AntiPasto writes "According to this Yahoo! News article, RSS and BitTorrent could be set to join in a best-of-both-worlds content management system for the net. Possible?" Update: 03/17 21:39 GMT by T : Thanks to Steve Gillmor, here's the original story on eWeek to replace the now-dead Yahoo! link.

17 of 161 comments (clear)

  1. RSS polling intervals by tcopeland · · Score: 4, Interesting

    "Now, should an aggregator be polling every 30 minutes? The convention early
    on was no more than once an hour. But newer aggregators either never heard of
    the convention or chose to ignore it. Some aggregators let the users scan
    whenever they want. Please don't do that. Once an hour is enough. Otherwise
    bandwidth bills won't scale."


    Hm. That's interesting. The RubyForge RSS feeds get polled every
    half hour by a couple folks, i.e.:
    [tom@rubyforge httpd]$ tail -10000 access_log | grep "16/Dec" | grep export |
    grep 66.68 | wc -l
    19
    [tom@rubyforge httpd]$
    Hasn't caused problems yet, but maybe that's because RubyForge only gets about
    30K-40K hits per day, and the feeds get just a fraction of that.
    1. Re:RSS polling intervals by scrytch · · Score: 4, Insightful

      Of course it hasn't caused any problems. It's a couple folks every half hour. Try a few thousand folks every minute (imagine it's a metaserver for some online game, or a blog during a major news event).

      Still, I'm not seeing anything beyond the "duh" factor here. All that needs to happen is for browsers to handle torrent links.

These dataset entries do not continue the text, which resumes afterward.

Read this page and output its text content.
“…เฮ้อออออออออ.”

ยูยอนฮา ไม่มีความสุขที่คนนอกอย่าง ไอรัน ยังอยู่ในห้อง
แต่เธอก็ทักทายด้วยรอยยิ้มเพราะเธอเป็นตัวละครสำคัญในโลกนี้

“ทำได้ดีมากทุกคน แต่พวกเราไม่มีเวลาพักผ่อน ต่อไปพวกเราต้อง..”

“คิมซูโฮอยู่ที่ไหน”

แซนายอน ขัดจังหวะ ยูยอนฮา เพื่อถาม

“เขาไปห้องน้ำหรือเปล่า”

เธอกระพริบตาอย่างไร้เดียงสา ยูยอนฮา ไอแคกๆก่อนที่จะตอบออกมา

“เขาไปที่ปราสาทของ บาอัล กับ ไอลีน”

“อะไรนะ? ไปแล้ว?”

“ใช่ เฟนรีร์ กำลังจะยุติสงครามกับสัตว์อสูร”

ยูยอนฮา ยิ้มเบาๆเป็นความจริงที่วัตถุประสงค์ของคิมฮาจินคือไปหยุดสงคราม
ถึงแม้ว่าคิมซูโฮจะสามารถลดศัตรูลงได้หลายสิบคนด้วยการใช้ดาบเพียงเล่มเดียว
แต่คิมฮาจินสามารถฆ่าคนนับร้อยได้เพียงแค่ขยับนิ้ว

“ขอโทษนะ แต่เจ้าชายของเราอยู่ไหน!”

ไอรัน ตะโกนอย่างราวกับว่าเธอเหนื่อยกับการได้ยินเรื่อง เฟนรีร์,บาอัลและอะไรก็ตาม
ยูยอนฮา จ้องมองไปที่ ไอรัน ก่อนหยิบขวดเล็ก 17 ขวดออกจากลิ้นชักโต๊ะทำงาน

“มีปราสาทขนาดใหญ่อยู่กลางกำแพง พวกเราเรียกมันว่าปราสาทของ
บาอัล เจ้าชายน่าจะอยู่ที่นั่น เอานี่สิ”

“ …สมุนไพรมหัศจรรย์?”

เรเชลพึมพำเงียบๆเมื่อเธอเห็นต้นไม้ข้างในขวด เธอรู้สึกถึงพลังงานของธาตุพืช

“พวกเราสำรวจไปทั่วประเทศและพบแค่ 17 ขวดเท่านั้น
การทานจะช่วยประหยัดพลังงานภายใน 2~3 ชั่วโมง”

Not some souped up napster app, a browser, so that I can type in a torrent link and get any web page (or other mime doc) for the browser to handle. Change the RSS to use the new URL scheme, and there you go. You could also do it as a proxy, but you run into worse cache coherency issues than with direct support of the protocol; who's to say who has the correct mapping of the content url to the torrent url?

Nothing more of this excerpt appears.